If you follow any of the music mags, you’ll know that OK Computer was widely hailed as the best thing since sliced bread, and then a backlash set in when lots of critics agreed it was overrated. I’m of the opinion they were mostly right the first time.
From the first notes of “Airbag,” I’m hooked. Admittedly, without looking up the lyrics, I’ll be damned if I know what Thom Yorke is singing. I just know that this is some next-level shit musically, that somehow manages to be hard and spacey at the same time, with a driving beat to boot.

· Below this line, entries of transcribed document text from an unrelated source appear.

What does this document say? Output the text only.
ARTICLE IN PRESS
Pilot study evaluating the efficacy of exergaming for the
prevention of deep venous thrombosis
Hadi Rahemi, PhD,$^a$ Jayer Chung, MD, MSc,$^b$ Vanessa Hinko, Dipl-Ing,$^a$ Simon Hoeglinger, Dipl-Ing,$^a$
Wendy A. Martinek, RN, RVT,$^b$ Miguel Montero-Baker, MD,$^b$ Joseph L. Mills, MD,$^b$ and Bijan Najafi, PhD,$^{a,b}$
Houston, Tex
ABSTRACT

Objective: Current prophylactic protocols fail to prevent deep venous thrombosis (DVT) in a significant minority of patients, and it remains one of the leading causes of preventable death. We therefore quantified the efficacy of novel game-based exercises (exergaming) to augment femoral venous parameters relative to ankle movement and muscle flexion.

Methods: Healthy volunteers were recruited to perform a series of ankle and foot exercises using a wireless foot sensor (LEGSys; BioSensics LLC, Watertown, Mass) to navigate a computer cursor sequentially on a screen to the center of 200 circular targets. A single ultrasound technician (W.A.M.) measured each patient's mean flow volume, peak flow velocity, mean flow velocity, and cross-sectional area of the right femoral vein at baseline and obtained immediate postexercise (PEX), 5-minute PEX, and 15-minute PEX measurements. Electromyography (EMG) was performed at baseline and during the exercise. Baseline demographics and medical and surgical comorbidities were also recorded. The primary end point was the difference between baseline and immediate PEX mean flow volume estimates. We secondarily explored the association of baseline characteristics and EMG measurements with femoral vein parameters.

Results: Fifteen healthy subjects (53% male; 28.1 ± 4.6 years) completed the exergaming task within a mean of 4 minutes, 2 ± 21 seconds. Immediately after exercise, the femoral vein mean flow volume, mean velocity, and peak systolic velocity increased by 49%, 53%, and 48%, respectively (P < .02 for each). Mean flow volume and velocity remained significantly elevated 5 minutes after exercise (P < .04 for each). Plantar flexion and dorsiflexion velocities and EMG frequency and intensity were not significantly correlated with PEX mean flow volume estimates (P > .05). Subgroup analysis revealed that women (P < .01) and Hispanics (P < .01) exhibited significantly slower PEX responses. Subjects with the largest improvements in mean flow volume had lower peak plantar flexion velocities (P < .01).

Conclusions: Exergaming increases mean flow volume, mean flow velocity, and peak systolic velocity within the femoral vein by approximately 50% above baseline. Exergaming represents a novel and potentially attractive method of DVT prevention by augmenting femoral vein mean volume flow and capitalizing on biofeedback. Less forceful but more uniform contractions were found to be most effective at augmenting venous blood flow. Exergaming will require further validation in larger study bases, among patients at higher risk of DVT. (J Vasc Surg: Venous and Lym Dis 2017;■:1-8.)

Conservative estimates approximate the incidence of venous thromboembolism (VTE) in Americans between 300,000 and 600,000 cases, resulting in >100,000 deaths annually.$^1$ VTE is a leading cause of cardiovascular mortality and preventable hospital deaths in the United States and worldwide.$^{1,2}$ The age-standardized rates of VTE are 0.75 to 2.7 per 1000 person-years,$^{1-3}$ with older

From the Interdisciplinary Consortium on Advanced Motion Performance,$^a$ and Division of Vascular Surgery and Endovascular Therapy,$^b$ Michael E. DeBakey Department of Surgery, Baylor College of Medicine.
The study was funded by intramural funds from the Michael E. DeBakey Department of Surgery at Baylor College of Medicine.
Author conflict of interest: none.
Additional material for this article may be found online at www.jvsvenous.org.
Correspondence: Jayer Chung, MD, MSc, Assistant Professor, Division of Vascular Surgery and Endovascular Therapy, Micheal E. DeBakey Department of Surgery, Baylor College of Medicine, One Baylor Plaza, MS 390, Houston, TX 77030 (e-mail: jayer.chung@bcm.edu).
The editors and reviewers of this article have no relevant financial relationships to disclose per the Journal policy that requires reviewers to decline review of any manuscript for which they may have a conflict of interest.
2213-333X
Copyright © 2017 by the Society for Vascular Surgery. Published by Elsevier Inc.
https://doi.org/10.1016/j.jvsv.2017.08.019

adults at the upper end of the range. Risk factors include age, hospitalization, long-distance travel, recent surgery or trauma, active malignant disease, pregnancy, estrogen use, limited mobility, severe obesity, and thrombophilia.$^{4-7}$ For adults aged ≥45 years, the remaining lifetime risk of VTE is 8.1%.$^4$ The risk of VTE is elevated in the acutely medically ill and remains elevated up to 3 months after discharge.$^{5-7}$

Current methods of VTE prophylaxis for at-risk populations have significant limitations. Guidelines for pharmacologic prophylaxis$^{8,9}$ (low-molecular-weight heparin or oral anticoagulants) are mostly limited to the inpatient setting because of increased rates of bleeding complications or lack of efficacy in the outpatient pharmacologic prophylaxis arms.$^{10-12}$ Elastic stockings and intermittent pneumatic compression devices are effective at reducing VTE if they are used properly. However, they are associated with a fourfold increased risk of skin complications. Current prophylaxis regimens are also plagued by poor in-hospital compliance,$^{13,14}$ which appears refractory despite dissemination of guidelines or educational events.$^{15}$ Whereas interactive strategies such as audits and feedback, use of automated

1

The lyrics are clearer on “Paranoid Android,” especially “when I am king, you will be first against the wall \ with your opinion which is of no consequence at all.” Plus, any song that’s titled after Marvin in the Hitchhiker’s Guide books has my attention. The almost metronome-like percussion, acoustic guitar, and… just everything. Radiohead, I hear, don’t love comparisons to Pink Floyd, but I do feel like there are some similarities here. Not that “Paranoid Android” sounds like Floyd, but that it has a lot in common with Roger Waters’ heavy reliance on dynamics in later Floyd albums. Soft, soft, WHAM, soft again, and then complete batshit that almost – but not quite – devolves into chaos.
“Subterranean Homesick Alien” starts out as an ethereal composition, and then builds to a peak wall of sound, and then back down to dreamy keyboards. The piano-drenched, dreamy “Karma Police” is another song that gets stuck in my head for days just about ever time I listen to it.
“Electioneering” is my favorite cut on the album. This one is just straight-up, balls-out, rocking. Look, it even has cowbell! But it’s the guitar hook that and chorus that drive it home.
The only song I go back and forth on is “Fitter Happier” which is a sonic pastiche of computer-read phrases. Sometimes when I put on OK Computer I feel like it fits, but more often than not I end up skipping to the next track. Actually, I usually just delete it from the playlist when I’m adding tracks to my media player.